The moment of inertia of a meter scale of mass 0.6 kg about an axis perpendicular to the scale and located at the 20 cm position on the scale in kg m is (Breadth of the scale is negligible)

To find the moment of inertia of a meter scale of mass 0.6 kg about an axis perpendicular to the scale and located at the 20 cm position, we can follow these steps: ### Step-by-Step Solution: 1. **Identify the Parameters**: - Mass of the meter scale, \( m = 0.6 \, \text{kg} \) - Length of the scale, \( L = 1 \, \text{m} \) - Position of the axis from one end, \( d = 0.2 \, \text{m} \) (20 cm) 2. **Moment of Inertia about the Center**: - The moment of inertia of a uniform rod about its center is given by the formula: \[ I_C = \frac{1}{12} m L^2 \] - Substituting the values: \[ I_C = \frac{1}{12} \times 0.6 \, \text{kg} \times (1 \, \text{m})^2 = \frac{0.6}{12} = 0.05 \, \text{kg m}^2 \] 3. **Using the Parallel Axis Theorem**: - To find the moment of inertia about the axis located at 20 cm (0.2 m), we use the parallel axis theorem: \[ I = I_C + m d^2 \] - Here, \( d \) is the distance from the center of the scale to the new axis.

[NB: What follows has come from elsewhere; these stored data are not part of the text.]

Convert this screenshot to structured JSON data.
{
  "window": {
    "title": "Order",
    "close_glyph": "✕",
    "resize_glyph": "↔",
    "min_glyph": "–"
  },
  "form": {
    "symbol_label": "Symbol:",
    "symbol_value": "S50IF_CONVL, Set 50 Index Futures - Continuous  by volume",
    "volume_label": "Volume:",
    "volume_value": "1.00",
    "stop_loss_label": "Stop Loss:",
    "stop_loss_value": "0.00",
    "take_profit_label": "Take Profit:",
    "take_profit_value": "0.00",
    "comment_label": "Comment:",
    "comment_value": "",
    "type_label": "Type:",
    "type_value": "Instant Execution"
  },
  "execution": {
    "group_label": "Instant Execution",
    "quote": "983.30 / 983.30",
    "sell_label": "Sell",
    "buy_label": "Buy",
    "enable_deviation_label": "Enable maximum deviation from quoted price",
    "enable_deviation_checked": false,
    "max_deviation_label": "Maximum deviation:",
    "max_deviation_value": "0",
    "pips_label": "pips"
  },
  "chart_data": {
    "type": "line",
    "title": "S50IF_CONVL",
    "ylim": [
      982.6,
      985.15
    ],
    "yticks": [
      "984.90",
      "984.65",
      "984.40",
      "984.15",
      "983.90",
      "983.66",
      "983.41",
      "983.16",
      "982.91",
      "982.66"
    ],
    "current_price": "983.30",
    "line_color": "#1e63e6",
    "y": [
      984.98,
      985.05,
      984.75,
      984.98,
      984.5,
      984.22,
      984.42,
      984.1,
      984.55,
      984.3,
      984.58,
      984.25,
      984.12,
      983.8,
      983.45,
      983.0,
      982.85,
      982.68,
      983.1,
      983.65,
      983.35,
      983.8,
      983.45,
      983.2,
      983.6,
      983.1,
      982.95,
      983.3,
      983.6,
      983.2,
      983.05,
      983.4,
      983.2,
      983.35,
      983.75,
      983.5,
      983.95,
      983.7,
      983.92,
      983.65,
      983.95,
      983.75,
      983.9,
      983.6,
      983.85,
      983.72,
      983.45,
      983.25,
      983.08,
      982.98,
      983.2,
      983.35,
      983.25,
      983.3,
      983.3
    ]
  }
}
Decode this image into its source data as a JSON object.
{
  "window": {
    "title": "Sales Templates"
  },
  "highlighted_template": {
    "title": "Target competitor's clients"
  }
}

The center of the scale is at 0.5 m, so: \[ d = 0.5 \, \text{m} - 0.2 \, \text{m} = 0.3 \, \text{m} \] - Now substituting into the equation: \[ I = 0.05 \, \text{kg m}^2 + 0.6 \, \text{kg} \times (0.3 \, \text{m})^2 \] - Calculate \( m d^2 \): \[ m d^2 = 0.6 \times 0.09 = 0.054 \, \text{kg m}^2 \] 4. **Final Calculation**: - Now, adding the two components: \[ I = 0.05 + 0.054 = 0.104 \, \text{kg m}^2 \] ### Conclusion: The moment of inertia of the meter scale about the specified axis is: \[ \boxed{0.104 \, \text{kg m}^2} \]